A notification is not sent to the user automatically. The user must be notified separately. In the case of a password reset, you can send a reset link to the email used in the account credentials.
Create policies
To create policies in your bucket:
- Select Policies in the top navigation menu.
- Select the Create Policies button in the top right corner.
- Enter a name and description for your new policy.
- Select a bucket under the naming schema, and then select the permissions to apply to that bucket.
- Select Save.
Generate access keys
It is important to note the following about access keys.
- A root user without an {AccessKeyID, SecretAccessKey} pair cannot generate a presigned link.
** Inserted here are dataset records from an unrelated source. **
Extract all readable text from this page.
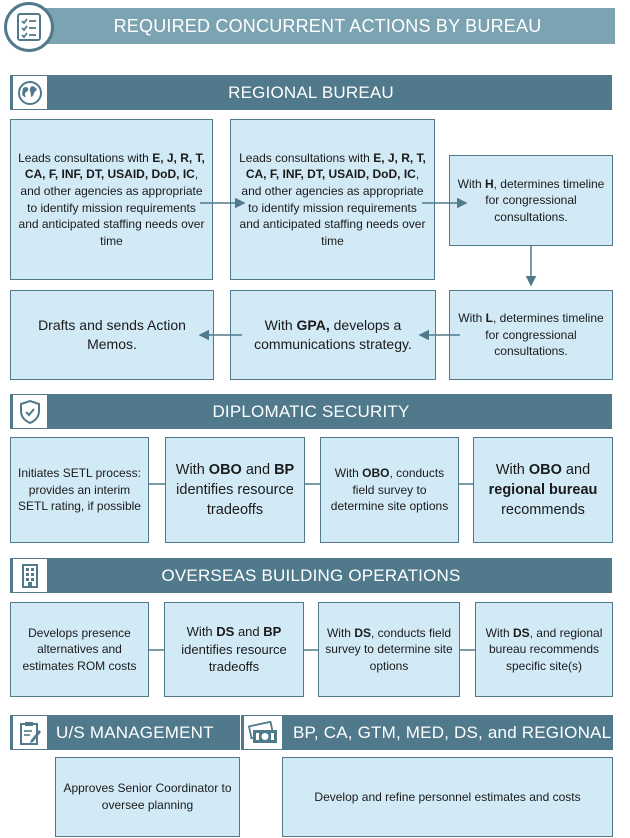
REQUIRED CONCURRENT ACTIONS BY BUREAU
REGIONAL BUREAU
Leads consultations with E, J, R, T, CA, F, INF, DT, USAID, DoD, IC, and other agencies as appropriate to identify mission requirements and anticipated staffing needs over time
Leads consultations with E, J, R, T, CA, F, INF, DT, USAID, DoD, IC, and other agencies as appropriate to identify mission requirements and anticipated staffing needs over time
With H, determines timeline for congressional consultations.
With L, determines timeline for congressional consultations.
With GPA, develops a communications strategy.
Drafts and sends Action Memos.
DIPLOMATIC SECURITY
Initiates SETL process: provides an interim SETL rating, if possible
With OBO and BP identifies resource tradeoffs
With OBO, conducts field survey to determine site options
With OBO and regional bureau recommends
OVERSEAS BUILDING OPERATIONS
Develops presence alternatives and estimates ROM costs
With DS and BP identifies resource tradeoffs
With DS, conducts field survey to determine site options
With DS, and regional bureau recommends specific site(s)
U/S MANAGEMENT	BP, CA, GTM, MED, DS, and REGIONAL
Approves Senior Coordinator to oversee planning
Develop and refine personnel estimates and costs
The request will not send a valid credentials object and will fail.
- The current user cannot generate a presigned link without an {AccessKeyID, SecretAccessKey} pair.
- The root user of an account does not have an {AccessKeyID, SecretAccessKey} pair generated for them by default.
To create application credentials (access/secret key pairs) for the account:
- Using the web GUI, select your name in the upper right corner, and then select My Account.
- Select + GENERATE KEY in the bottom right corner.
- Download the CSV key and manage as you normally would, such as with a password manager.
- Once downloaded, use your favorite .CSV compatible application (Excel, Google Sheets, Numbers) to view the contents. For a onetime view, select the Eye icon for the secret key.
Note that multiple key pairs may be created for an account.
Set up multifactor authentication
To set up multifactor authentication:
- Using the web GUI, select your name in the upper right corner, and then select My Account.
- Select ENABLE 2FA.
- A dialog appears displaying a QR code and a secret key. Most MFA apps will ask you to scan the QR code to confirm the setup. The MFA app will then provide a token that needs to be entered into the available space below the QR code.
- Once the setup is complete, a number of recovery keys will be given in case you lose access to your MFA device. Make sure to copy these and keep them in a safe place. This will be the only way to recover your locked account.
IP Protect
IP Protect is a feature that enables granular whitelisting to resources for customer users. It allows you to explicitly ensure that only a specific IP address or range of IP addresses has access to a specific resource.
- You can remove all restrictions by using 0.0.0.0/0 as the whitelisted IP address.
- IP Protect currently works with IPv4 and is not designed for IPv6.
To access IP Protect:
- In the web GUI, use the dropdown menu in the top navigation bar to select the customer account.
- Select ADD RULE.
Requests from a customer account will require approval from the reseller administrator.